It's Winter and I'm Writing

Madly, as if my skin will slough off.  As if there is a timer full of sand in my body, as if there is a boundary I'm about to smash against like a glass bottle, as if I'm dying of thirst and writing is water.  Diamond-clear and streaming. 

I don't always feel this way.

it's winter and i'm writing.jpg

In fact, I almost NEVER do.

This is happening, furiously, I think, because it's winter break, it's winter break, there's this freedom (and urgency) in knowing I don't have to touch the real world I live in - the world of alarms and emails and planning, grading, vexing so hard my face breaks out - so I'm reading and writing like I'm starving.  I feel untethered and focused and lucid.  I feel happy.  I feel like I need to do this as much as I can until I can't.  Is this what running feels like?  Running downhill?  Furious and fast as a landslide?  Does this feeling sound familiar to anyone?

Usually, I'm guilty.  I'm not reading enough.  I'm reading too slowly.  I'm not writing because I'm tired, and there's laundry to do, and it's time to microwave leftover chicken.  I'm not writing, usually, because I'm drained, I'm crying or wanting to, I'm taking melatonin that dissolves into strawberry blossoms on my tongue, I'm stress-dreaming, I'm creaking awake before the sunrise, I'm not as on-point as I want to be.  Usually.  Why is this my usual life?

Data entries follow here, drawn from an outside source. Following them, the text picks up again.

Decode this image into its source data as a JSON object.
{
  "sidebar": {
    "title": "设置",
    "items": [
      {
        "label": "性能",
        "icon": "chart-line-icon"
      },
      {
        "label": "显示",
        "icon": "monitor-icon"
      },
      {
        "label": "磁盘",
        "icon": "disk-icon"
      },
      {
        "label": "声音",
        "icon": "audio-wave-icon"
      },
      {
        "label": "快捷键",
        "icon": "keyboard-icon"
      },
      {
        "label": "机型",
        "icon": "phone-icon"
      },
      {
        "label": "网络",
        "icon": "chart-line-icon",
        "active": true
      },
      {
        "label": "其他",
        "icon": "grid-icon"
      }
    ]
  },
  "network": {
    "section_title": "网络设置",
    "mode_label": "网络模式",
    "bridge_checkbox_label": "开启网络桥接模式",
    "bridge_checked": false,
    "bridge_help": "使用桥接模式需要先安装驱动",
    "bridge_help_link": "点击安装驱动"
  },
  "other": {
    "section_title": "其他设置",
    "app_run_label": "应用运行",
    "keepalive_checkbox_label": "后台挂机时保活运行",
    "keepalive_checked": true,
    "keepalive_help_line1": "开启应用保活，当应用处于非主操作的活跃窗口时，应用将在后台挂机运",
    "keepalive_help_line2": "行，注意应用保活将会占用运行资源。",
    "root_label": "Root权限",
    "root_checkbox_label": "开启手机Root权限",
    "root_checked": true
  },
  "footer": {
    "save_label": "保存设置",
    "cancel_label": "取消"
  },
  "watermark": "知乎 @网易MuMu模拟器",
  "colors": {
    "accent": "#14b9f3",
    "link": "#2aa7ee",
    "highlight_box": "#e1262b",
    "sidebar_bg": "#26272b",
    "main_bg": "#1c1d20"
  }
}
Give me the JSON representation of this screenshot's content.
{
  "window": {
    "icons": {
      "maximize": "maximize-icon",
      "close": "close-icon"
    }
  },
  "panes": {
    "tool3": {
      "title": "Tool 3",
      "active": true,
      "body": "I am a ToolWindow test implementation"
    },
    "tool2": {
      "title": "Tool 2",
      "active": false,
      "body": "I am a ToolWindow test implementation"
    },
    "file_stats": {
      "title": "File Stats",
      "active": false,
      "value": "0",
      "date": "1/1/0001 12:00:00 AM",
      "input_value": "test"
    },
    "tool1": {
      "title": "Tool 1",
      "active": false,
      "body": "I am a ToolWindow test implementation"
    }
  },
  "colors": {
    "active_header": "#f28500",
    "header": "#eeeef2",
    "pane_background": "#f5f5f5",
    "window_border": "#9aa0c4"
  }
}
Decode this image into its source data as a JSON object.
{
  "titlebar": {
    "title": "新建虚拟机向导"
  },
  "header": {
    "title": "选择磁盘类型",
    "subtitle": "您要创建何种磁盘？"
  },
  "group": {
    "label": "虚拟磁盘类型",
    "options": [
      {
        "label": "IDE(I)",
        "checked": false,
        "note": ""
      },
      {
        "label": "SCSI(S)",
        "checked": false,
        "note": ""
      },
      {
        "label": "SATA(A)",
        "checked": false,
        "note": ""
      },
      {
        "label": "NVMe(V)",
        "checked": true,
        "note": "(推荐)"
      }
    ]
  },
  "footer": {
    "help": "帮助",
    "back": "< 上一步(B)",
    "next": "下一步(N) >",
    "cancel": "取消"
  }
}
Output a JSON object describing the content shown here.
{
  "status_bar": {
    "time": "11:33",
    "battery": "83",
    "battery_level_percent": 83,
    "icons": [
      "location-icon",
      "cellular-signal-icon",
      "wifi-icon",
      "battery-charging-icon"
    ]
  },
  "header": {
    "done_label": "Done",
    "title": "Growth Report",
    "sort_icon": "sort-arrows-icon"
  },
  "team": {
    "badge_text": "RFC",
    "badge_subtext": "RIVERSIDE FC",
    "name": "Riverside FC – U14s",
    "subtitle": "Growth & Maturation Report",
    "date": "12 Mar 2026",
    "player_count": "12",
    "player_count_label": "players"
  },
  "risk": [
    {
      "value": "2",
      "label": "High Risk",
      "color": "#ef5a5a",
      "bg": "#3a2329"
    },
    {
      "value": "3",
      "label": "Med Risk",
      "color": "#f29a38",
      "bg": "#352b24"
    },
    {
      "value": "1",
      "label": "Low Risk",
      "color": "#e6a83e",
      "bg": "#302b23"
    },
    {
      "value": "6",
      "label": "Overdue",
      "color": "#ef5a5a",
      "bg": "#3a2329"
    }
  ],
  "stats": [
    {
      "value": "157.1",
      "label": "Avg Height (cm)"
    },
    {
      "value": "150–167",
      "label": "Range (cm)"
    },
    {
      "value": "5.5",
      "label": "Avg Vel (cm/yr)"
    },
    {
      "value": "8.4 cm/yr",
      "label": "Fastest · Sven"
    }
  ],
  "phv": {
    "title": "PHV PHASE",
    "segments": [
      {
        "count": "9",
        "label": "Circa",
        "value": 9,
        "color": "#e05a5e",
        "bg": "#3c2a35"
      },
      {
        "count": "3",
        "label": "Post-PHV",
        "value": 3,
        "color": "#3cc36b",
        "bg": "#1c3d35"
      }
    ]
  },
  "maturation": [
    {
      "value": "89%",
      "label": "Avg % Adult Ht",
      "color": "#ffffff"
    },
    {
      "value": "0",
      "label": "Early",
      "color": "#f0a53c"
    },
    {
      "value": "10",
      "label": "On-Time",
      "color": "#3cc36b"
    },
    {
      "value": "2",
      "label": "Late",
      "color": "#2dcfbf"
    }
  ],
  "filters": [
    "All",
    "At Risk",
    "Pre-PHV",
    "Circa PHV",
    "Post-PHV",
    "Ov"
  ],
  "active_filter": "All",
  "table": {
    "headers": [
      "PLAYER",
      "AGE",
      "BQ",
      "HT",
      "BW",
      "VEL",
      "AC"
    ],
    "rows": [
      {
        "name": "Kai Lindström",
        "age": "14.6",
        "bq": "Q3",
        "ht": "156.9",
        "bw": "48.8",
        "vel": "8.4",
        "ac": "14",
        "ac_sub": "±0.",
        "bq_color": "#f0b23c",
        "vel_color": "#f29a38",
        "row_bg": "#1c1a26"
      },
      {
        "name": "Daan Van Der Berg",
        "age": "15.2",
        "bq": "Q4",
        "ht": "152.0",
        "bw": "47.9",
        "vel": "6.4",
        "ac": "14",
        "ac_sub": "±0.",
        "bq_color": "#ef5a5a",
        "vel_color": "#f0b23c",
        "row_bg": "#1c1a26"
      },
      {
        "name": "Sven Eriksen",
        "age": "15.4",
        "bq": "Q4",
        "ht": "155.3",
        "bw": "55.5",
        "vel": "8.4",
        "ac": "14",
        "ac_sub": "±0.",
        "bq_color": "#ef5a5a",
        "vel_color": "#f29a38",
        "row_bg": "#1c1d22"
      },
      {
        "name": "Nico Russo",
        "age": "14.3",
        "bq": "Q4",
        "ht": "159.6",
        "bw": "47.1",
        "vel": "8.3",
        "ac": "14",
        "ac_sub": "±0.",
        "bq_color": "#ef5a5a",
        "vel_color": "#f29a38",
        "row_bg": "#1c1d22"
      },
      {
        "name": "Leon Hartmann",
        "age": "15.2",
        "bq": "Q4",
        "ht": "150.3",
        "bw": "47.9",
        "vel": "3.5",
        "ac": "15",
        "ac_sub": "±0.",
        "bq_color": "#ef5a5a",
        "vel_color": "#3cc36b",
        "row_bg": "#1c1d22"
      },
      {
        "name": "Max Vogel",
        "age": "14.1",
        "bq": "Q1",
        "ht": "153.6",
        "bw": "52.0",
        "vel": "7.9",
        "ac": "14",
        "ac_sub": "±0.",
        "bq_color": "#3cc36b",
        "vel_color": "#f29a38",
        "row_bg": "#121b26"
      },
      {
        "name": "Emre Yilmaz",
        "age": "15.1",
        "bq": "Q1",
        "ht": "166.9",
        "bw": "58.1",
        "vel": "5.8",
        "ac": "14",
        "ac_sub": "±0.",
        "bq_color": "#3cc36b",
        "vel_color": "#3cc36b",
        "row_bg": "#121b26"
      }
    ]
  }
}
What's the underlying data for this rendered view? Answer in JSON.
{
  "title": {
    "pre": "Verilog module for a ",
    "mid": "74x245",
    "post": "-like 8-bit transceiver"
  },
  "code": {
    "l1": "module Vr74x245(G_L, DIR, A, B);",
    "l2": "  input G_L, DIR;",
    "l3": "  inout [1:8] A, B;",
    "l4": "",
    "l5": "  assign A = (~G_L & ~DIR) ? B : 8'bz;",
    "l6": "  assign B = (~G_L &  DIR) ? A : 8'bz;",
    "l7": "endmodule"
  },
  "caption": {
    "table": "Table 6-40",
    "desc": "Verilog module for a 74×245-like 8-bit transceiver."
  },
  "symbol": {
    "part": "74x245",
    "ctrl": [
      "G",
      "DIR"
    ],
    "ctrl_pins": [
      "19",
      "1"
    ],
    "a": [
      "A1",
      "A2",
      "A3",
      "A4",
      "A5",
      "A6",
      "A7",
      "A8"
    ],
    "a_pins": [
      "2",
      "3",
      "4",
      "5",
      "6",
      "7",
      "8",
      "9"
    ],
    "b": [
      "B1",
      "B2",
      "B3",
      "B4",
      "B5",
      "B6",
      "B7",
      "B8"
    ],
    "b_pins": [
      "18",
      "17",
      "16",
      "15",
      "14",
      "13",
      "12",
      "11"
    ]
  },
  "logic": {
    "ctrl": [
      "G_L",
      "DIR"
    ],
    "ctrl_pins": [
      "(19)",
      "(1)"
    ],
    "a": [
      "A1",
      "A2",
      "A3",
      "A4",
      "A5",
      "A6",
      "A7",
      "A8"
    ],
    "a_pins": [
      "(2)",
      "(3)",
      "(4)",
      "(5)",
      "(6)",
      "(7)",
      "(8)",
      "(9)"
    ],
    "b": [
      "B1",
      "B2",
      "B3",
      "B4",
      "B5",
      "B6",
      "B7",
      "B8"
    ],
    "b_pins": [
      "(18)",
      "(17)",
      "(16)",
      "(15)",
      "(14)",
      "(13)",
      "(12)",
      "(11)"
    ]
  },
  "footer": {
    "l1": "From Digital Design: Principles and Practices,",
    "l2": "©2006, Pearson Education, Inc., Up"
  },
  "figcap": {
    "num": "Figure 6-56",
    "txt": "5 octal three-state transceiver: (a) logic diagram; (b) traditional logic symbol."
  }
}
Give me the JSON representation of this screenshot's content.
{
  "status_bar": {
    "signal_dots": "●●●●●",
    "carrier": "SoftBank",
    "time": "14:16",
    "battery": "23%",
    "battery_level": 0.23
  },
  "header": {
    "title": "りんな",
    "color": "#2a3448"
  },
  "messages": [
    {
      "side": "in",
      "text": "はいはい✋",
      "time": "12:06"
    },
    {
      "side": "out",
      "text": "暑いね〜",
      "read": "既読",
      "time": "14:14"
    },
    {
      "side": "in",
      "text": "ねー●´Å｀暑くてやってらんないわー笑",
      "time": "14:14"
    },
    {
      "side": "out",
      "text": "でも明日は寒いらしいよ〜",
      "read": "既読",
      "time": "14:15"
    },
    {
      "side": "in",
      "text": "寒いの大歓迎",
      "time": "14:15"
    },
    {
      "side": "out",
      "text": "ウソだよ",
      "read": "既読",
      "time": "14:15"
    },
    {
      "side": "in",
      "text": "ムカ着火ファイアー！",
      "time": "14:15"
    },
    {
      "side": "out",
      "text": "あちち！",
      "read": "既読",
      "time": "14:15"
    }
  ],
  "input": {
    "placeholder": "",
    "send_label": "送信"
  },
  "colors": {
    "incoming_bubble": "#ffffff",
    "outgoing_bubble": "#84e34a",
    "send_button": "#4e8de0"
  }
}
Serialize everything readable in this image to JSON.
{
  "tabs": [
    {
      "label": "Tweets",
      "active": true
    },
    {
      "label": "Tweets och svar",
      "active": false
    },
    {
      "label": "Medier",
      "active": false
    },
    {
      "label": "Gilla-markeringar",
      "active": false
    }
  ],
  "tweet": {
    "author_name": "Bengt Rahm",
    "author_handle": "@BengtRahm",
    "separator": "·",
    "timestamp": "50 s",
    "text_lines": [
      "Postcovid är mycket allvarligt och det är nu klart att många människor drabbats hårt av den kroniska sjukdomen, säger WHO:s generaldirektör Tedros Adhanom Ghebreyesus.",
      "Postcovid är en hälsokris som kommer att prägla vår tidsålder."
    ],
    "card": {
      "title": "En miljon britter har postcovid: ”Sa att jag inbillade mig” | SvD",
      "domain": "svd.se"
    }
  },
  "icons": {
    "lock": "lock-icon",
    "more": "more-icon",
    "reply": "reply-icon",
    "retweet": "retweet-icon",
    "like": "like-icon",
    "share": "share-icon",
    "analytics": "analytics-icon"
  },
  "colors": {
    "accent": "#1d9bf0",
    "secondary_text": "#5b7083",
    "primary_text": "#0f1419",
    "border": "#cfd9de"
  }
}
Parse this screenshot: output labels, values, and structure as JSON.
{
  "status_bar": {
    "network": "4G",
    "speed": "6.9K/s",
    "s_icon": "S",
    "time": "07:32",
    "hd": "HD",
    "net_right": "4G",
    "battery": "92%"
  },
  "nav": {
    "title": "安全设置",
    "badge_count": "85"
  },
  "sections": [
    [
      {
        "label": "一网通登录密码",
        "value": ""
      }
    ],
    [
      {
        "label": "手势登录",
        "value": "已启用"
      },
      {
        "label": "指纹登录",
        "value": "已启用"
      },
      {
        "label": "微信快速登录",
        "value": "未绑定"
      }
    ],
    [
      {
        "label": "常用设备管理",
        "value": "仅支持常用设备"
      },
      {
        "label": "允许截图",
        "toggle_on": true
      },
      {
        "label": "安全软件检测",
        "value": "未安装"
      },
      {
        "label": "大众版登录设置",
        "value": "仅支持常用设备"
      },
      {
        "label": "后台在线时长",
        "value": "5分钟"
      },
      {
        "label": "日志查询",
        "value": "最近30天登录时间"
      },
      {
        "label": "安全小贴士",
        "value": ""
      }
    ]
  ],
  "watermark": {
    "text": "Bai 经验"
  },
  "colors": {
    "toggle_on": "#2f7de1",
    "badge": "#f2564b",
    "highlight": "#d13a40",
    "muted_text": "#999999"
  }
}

I don't know how other writers make peace with the moving components of their lives.  I feel turtlish compared to them.  I like quiet.  I like to read a story and hold it over my heart a few days before moving on.  I really loved Brandon Taylor's essay on the short story economy, and how to actually digest them.  I'm devouring Carmen Machado's Her Body And Other Parties this week - like 2 stories a day (there are 8), and I'm learning a lot.  I think, in part, because there's less traffic in my head.

There's much more quiet.

There's so much less stress I feel strange in my body.